Nagios can start very simple, but has the ability to end up very complex.
It's configs take a modular approach, you have monitors, monitors belong in groups, groups have operators/administrators, etc.
My big problem with nagios is when I used it last it didn't keep monitor history which makes trending impossible.
I eventually went with ipmonitor from solarwinds which has a nice web interface, all the reporting you may want and works pretty much like nagios does, but through a web interface.
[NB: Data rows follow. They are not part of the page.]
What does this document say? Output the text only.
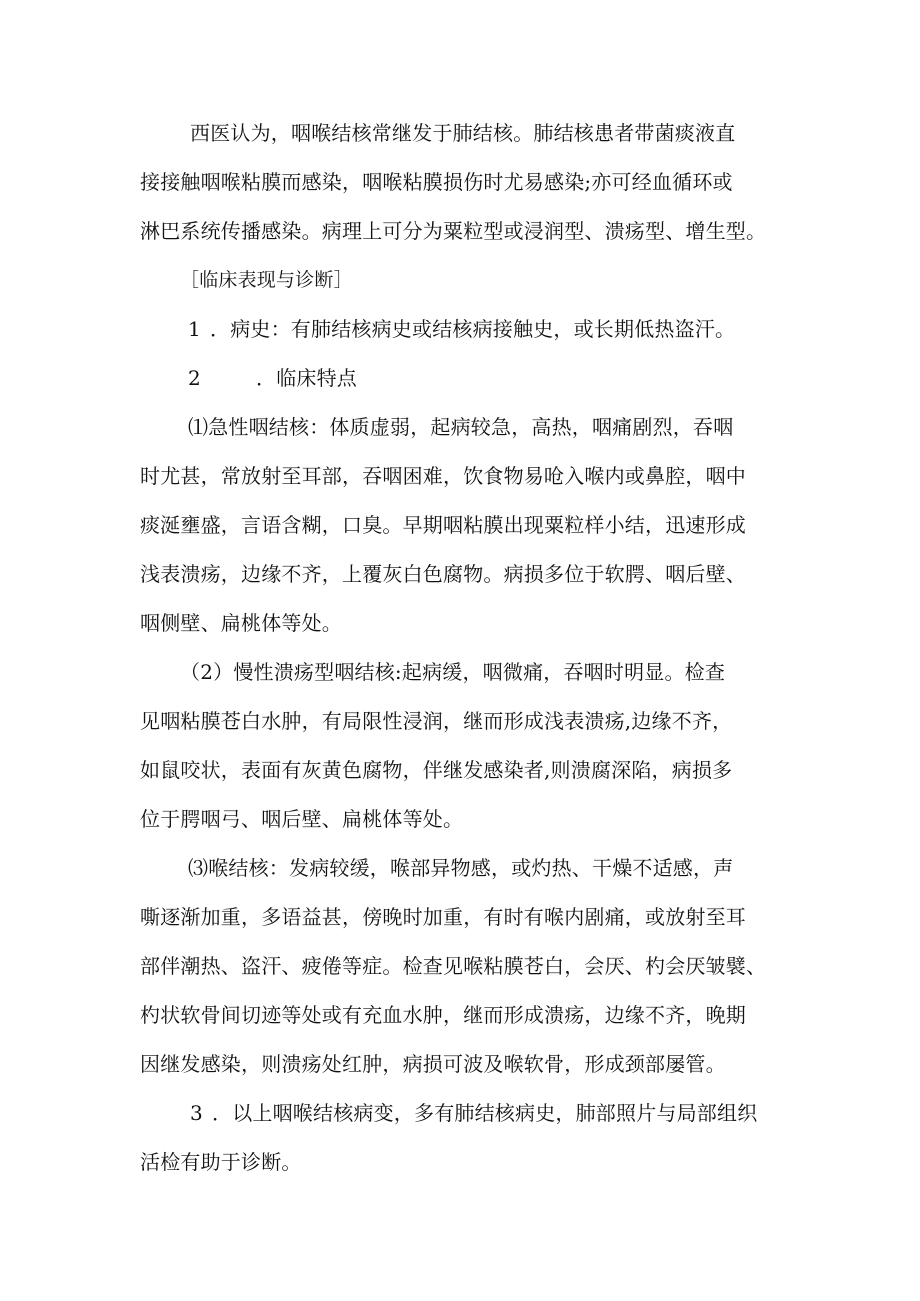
西医认为，咽喉结核常继发于肺结核。肺结核患者带菌痰液直
接接触咽喉粘膜而感染，咽喉粘膜损伤时尤易感染;亦可经血循环或
淋巴系统传播感染。病理上可分为粟粒型或浸润型、溃疡型、增生型。
［临床表现与诊断］
1 ．病史：有肺结核病史或结核病接触史，或长期低热盗汗。
2	．临床特点
⑴急性咽结核：体质虚弱，起病较急，高热，咽痛剧烈，吞咽
时尤甚，常放射至耳部，吞咽困难，饮食物易呛入喉内或鼻腔，咽中
痰涎壅盛，言语含糊，口臭。早期咽粘膜出现粟粒样小结，迅速形成
浅表溃疡，边缘不齐，上覆灰白色腐物。病损多位于软腭、咽后壁、
咽侧壁、扁桃体等处。
（2）慢性溃疡型咽结核:起病缓，咽微痛，吞咽时明显。检查
见咽粘膜苍白水肿，有局限性浸润，继而形成浅表溃疡,边缘不齐，
如鼠咬状，表面有灰黄色腐物，伴继发感染者,则溃腐深陷，病损多
位于腭咽弓、咽后壁、扁桃体等处。
⑶喉结核：发病较缓，喉部异物感，或灼热、干燥不适感，声
嘶逐渐加重，多语益甚，傍晚时加重，有时有喉内剧痛，或放射至耳
部伴潮热、盗汗、疲倦等症。检查见喉粘膜苍白，会厌、杓会厌皱襞、
杓状软骨间切迹等处或有充血水肿，继而形成溃疡，边缘不齐，晚期
因继发感染，则溃疡处红肿，病损可波及喉软骨，形成颈部屡管。
3 ．以上咽喉结核病变，多有肺结核病史，肺部照片与局部组织
活检有助于诊断。
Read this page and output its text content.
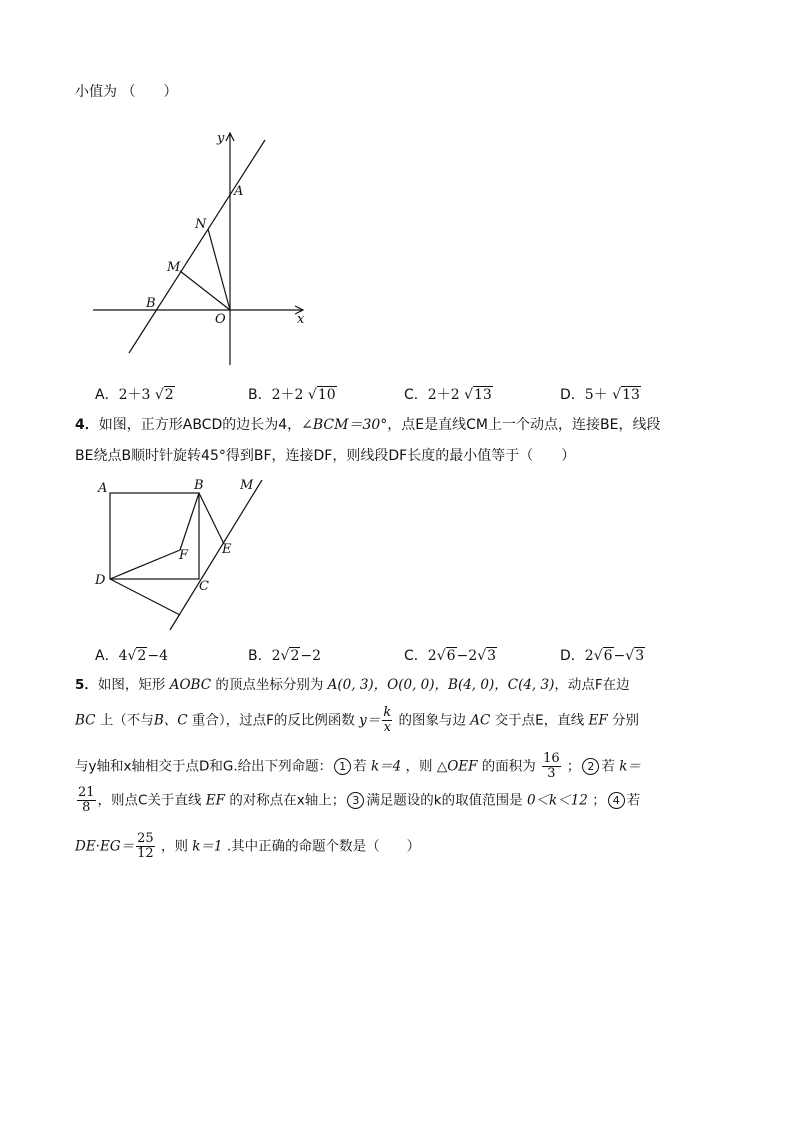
小值为 （　　）
y
x
A
N
M
B
O
A．2＋3 √2	B．2＋2 √10	C．2＋2 √13	D．5＋ √13
4．如图，正方形ABCD的边长为4，∠BCM＝30°，点E是直线CM上一个动点，连接BE，线段
BE绕点B顺时针旋转45°得到BF，连接DF，则线段DF长度的最小值等于（　　）
A	B	M
F	E
D	C
A．4√2−4	B．2√2−2	C．2√6−2√3	D．2√6−√3
5．如图，矩形 AOBC 的顶点坐标分别为 A(0, 3)，O(0, 0)，B(4, 0)，C(4, 3)，动点F在边
BC 上（不与B、C 重合），过点F的反比例函数 $y= \frac{k}{x}$ 的图象与边 AC 交于点E，直线 EF 分别
与y轴和x轴相交于点D和G.给出下列命题： 1 若 k＝4 ，则 △OEF 的面积为 $\frac{16}{3}$ ； 2 若 k＝
$\frac{21}{8}$ ，则点C关于直线 EF 的对称点在x轴上； 3 满足题设的k的取值范围是 0＜k＜12 ； 4 若
$DE\cdot EG= \frac{25}{12}$ ，则 k＝1 .其中正确的命题个数是（　　）
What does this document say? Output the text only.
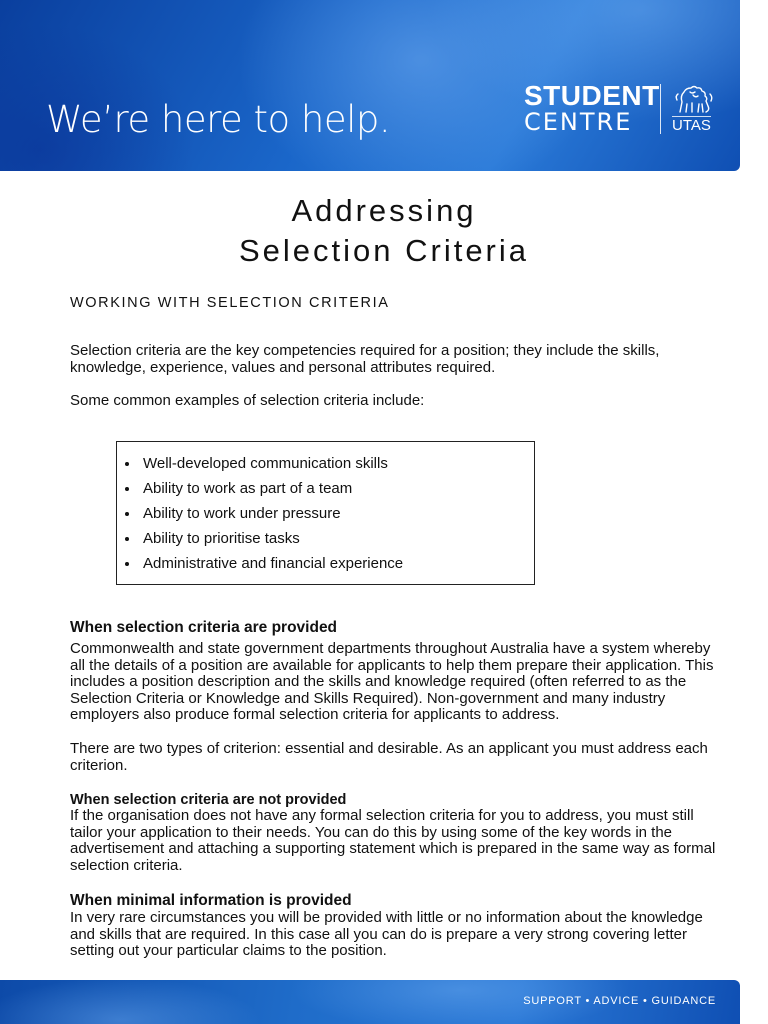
We’re here to help.
STUDENT
CENTRE	UTAS

Addressing

Selection Criteria

WORKING WITH SELECTION CRITERIA

Selection criteria are the key competencies required for a position; they include the skills, knowledge, experience, values and personal attributes required.

Some common examples of selection criteria include:

Well-developed communication skills
Ability to work as part of a team
Ability to work under pressure
Ability to prioritise tasks
Administrative and financial experience
When selection criteria are provided

Commonwealth and state government departments throughout Australia have a system whereby all the details of a position are available for applicants to help them prepare their application. This includes a position description and the skills and knowledge required (often referred to as the Selection Criteria or Knowledge and Skills Required). Non-government and many industry employers also produce formal selection criteria for applicants to address.

There are two types of criterion: essential and desirable. As an applicant you must address each criterion.

When selection criteria are not provided

If the organisation does not have any formal selection criteria for you to address, you must still tailor your application to their needs. You can do this by using some of the key words in the advertisement and attaching a supporting statement which is prepared in the same way as formal selection criteria.

When minimal information is provided

In very rare circumstances you will be provided with little or no information about the knowledge and skills that are required. In this case all you can do is prepare a very strong covering letter setting out your particular claims to the position.

SUPPORT • ADVICE • GUIDANCE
Very reasonable pricing too.
Of course I believe it only runs on windows, but it runs very nicely as a VM guest.
-Ross
----- Original Message ----- From: centos-bounces@centos.org centos-bounces@centos.org To: CentOS mailing list centos@centos.org Sent: Tue May 13 07:34:50 2008 Subject: Re: [CentOS] Somewhat OT:
2008/5/13 Kai Schaetzl maillists@conactive.com:
Sergio Belkin wrote on Mon, 12 May 2008 23:07:20 -0300:
[CentOS] Somewhat OT:
even then please write a senseful subject next time!
Kai
-- Kai Schätzl, Berlin, Germany Get your web at Conactive Internet Services: http://www.conactive.com
Yes, you're roght Kai, I don't know how I could write such a stupid subject, but it was too late yersterday, and I was writing with a little part of my brain working :)
Even so, thanks for your comments, I'd like more experiences about monitoring systems. Again of topic, I want to avoid Nagios because it looks like over complex but if someone has an actual experience demostrating the opposite, I'd be glad to hear.